Utah is an outlier on alcohol issues. It’s the “conspiracy cousin” of alcohol policy. The strange-uncle-who-might-grope-his niece-at-Thanksgiving of alcohol policy. But not Washington State. Washington State is fairly liberal on alcohol issues despite it not allowing consumers to receive wine shipments from out-of-state wine retailers. My point is this: Utah has not done much to influence other states to lower their blood alcohol limit. Passage of SB 5002 with its .05 blood alcohol limit WILL have an influence on other states. We don’t know yet if the bill will pass. But my guess is it’s at least 50/50.
Meanwhile, a panel of judges in Colorado has ruled, “A [liquor store] vendor's civil liability requires a showing that the intoxication of the person causing injury was 'due to the sale ... of any alcoholic beverage to the person.”
Put another way, if a person who is intoxicated walks into a liquor store, buys a 12-pack of beer and a bottle of tequila, then gets in their car and proceeds to get in an accident killing or harming folks in another car, the liquor store is not held liable because they did not sell the drunk driver the alcohol that made them drunk.
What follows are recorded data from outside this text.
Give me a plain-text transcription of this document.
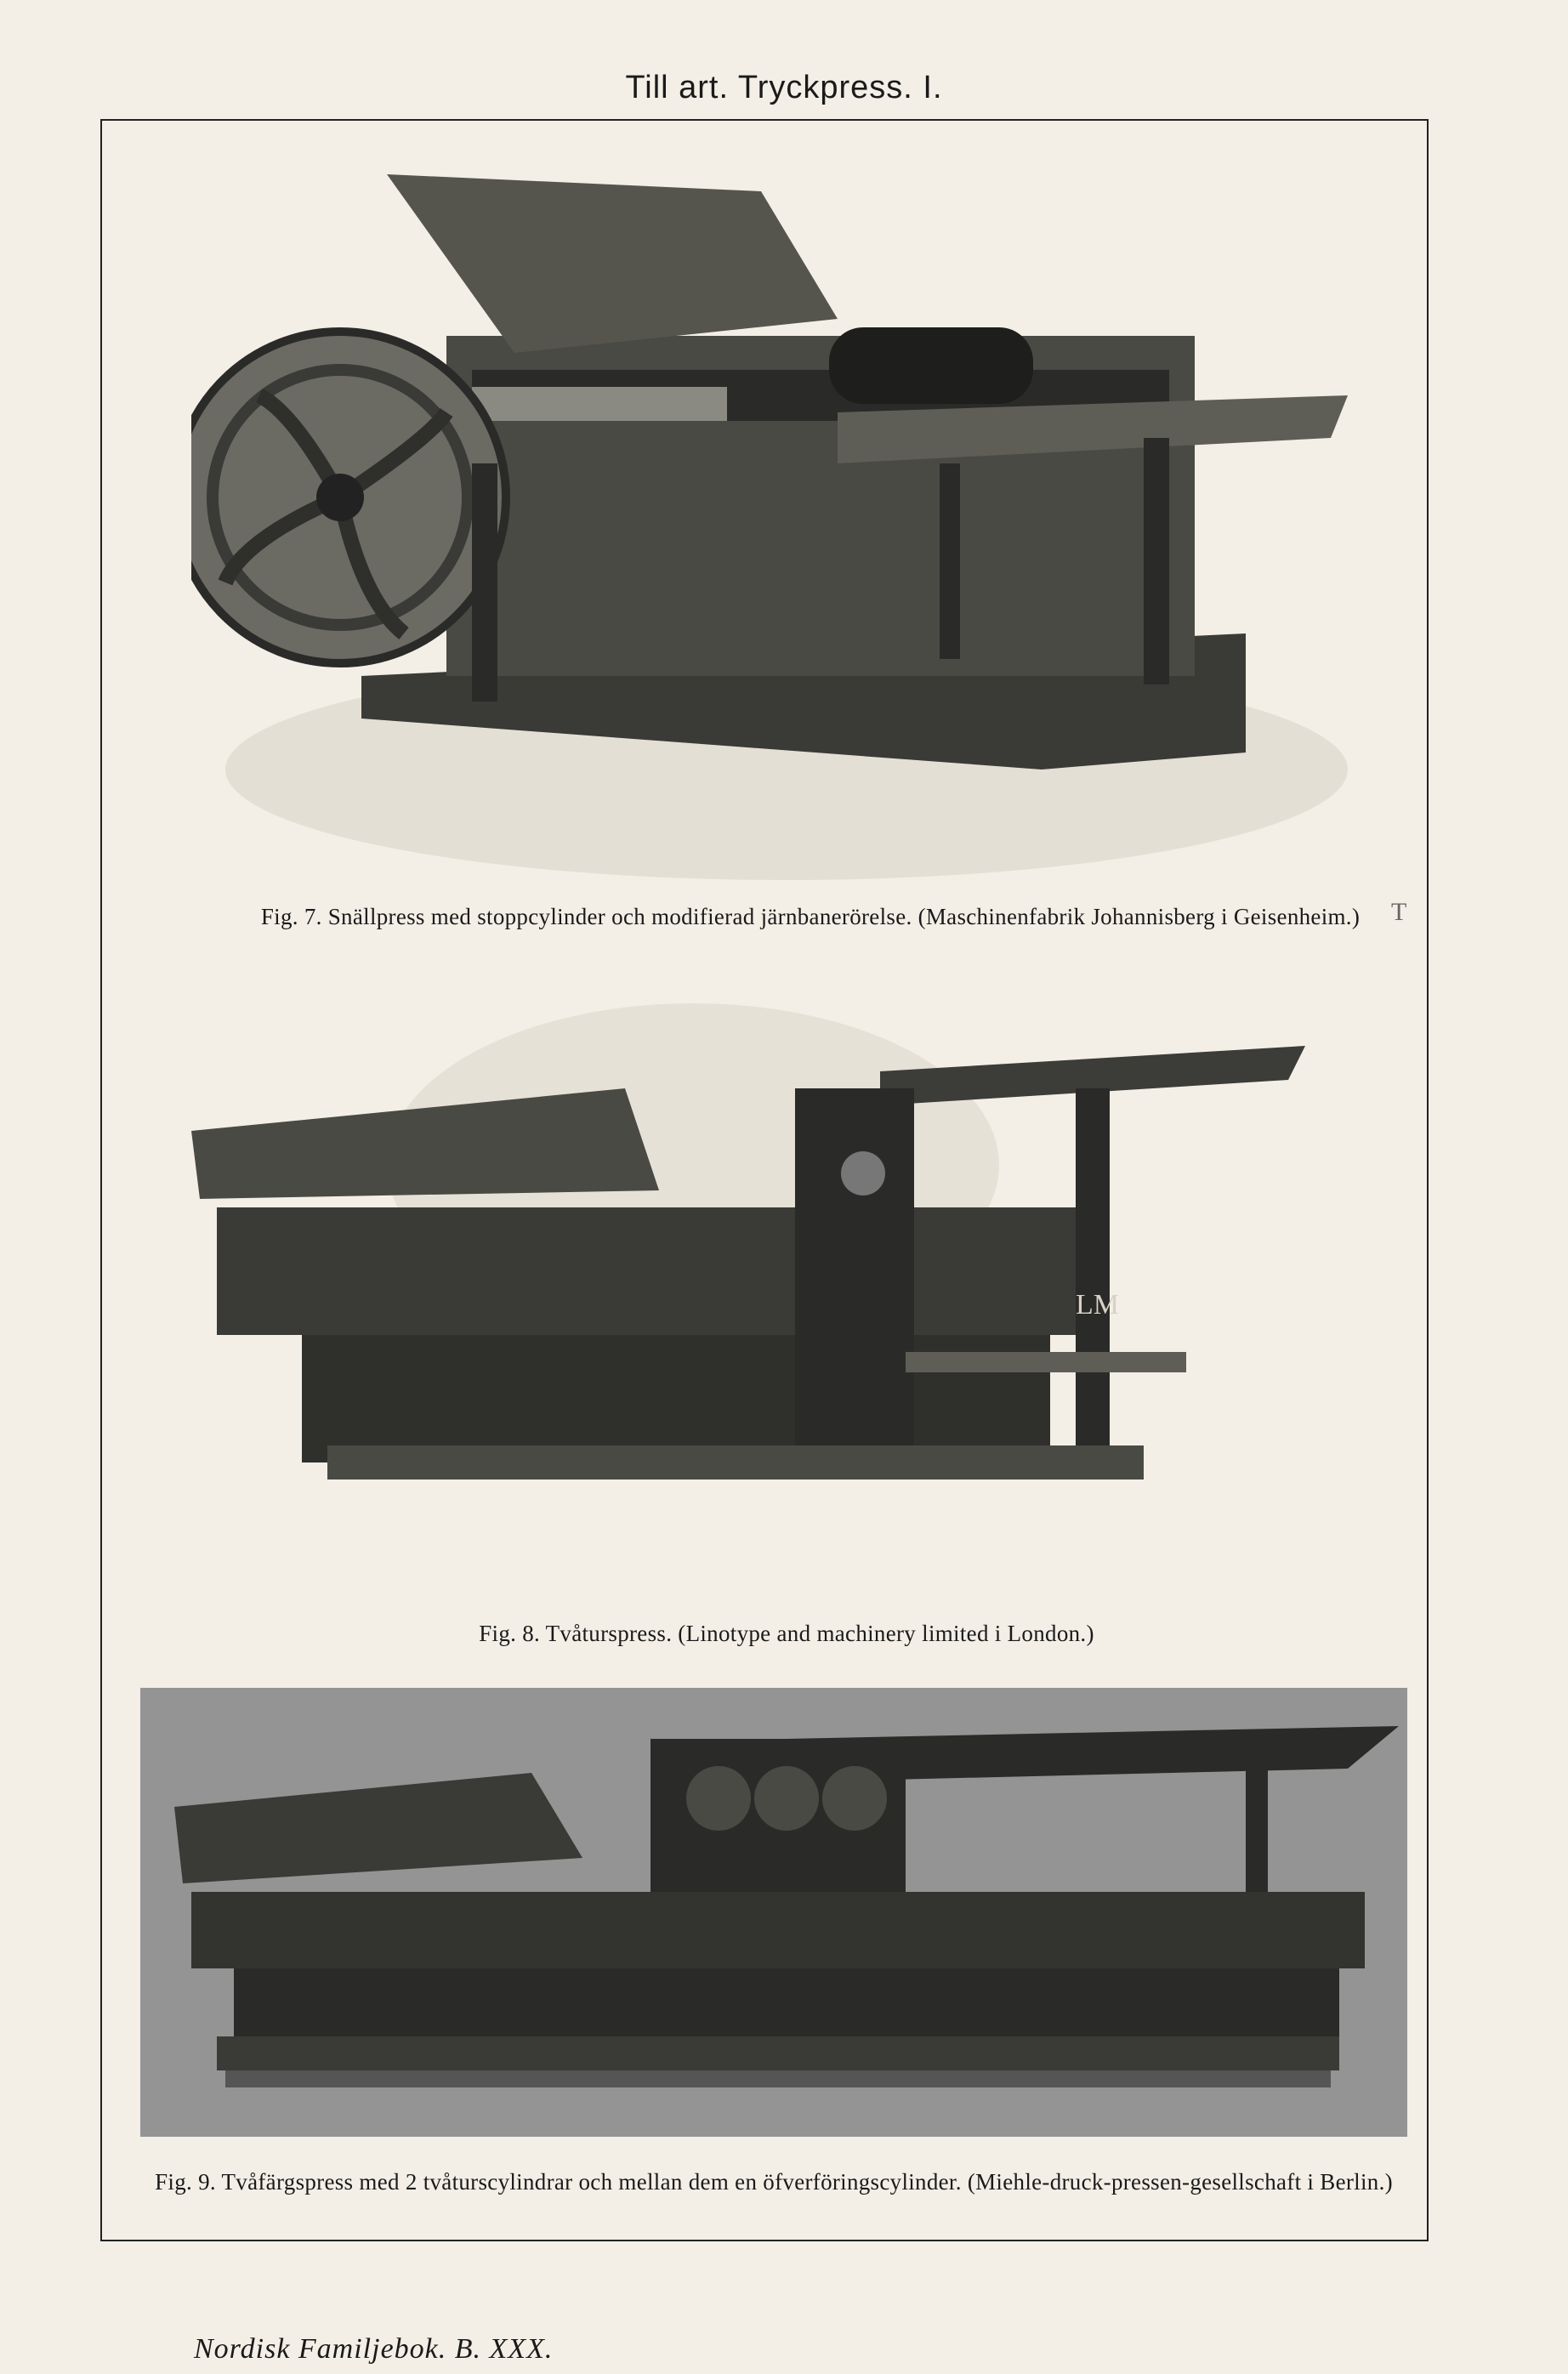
Till art. Tryckpress. I.
Fig. 7. Snällpress med stoppcylinder och modifierad järnbanerörelse. (Maschinenfabrik Johannisberg i Geisenheim.)	T
LM
Fig. 8. Tvåturspress. (Linotype and machinery limited i London.)
Fig. 9. Tvåfärgspress med 2 tvåturscylindrar och mellan dem en öfverföringscylinder. (Miehle-druck-pressen-gesellschaft i Berlin.)
Nordisk Familjebok. B. XXX.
To quote from Law360’s story::
“A Colorado appellate panel ruled Thursday that a liquor store that sold alcohol to a drunk driver, who then killed a couple in a car accident but had not yet drunk the alcohol the store sold her, is not liable for the fatal crash, finding no causal connection between the sale and the collision.
"We conclude that the statutory language is unambiguous and that it requires a showing that the driver who caused the injury could have become intoxicated due to the vendor's sale of alcohol to her," wrote Judge JoAnn L. Vogt, penning the opinion for the three-judge panel.
The case revolves around Breckenridge Market & Liquor sale of a 12-pack of beer and a bottle of tequila to Lindsey Ward, who store employees noticed was visibly intoxicated. Ward then went on to crash in a car, killing Benjamin Mitton and Nichole Gough. The drinks the liquor store sold Ward were found in her car unopened.
Family members sued Ward, now in prison, the restaurant where she was drinking before she bought the beer and tequila, and the liquor store. They resolved their claims against ward and the restaurant, leaving only their claims against the liquor store under the Colorado Dram Shop Act…
The family members argued in their appeal that the law was ambiguous and only required that plaintiffs suing alcohol vendors show that they were injured by a drunk person and that the seller provided alcohol to the drunk person.
But the panel was unmoved, siding with the trial judge's interpretation.
Of course, the panel of judges at the Colorado Court of Appeals was unmoved. Consider the implications of a ruling that a store or bar need not sell the drunkard the alcohol that made them drunk in order to hold that bar or store responsible for the accident caused by the drunkard. The liquor store that was the successful defendant in the case surely considered the implications when its owner raised their hands, shrugged their shoulders, and rightly said, “But we didn’t do a single thing?” And of course, they are right.
Colorado used to have a 0.05, ability impaired statute, but we did away with that in 2003 when we lowered the DUI level from 0.10 to 0.08 under, what I think now is unconstitutional, threat of losing highway funding if we failed to lower to the new standard. We attached “cork and go” to that statute to give something to the Restaurant Association to alleviate their fear of lost revenue under the new lower standard.
I voted for the cork and go amendment, but against the bill. Interestingly, the debate was held in the late afternoon and at least one of the proponents would have failed a sobriety test during that debate.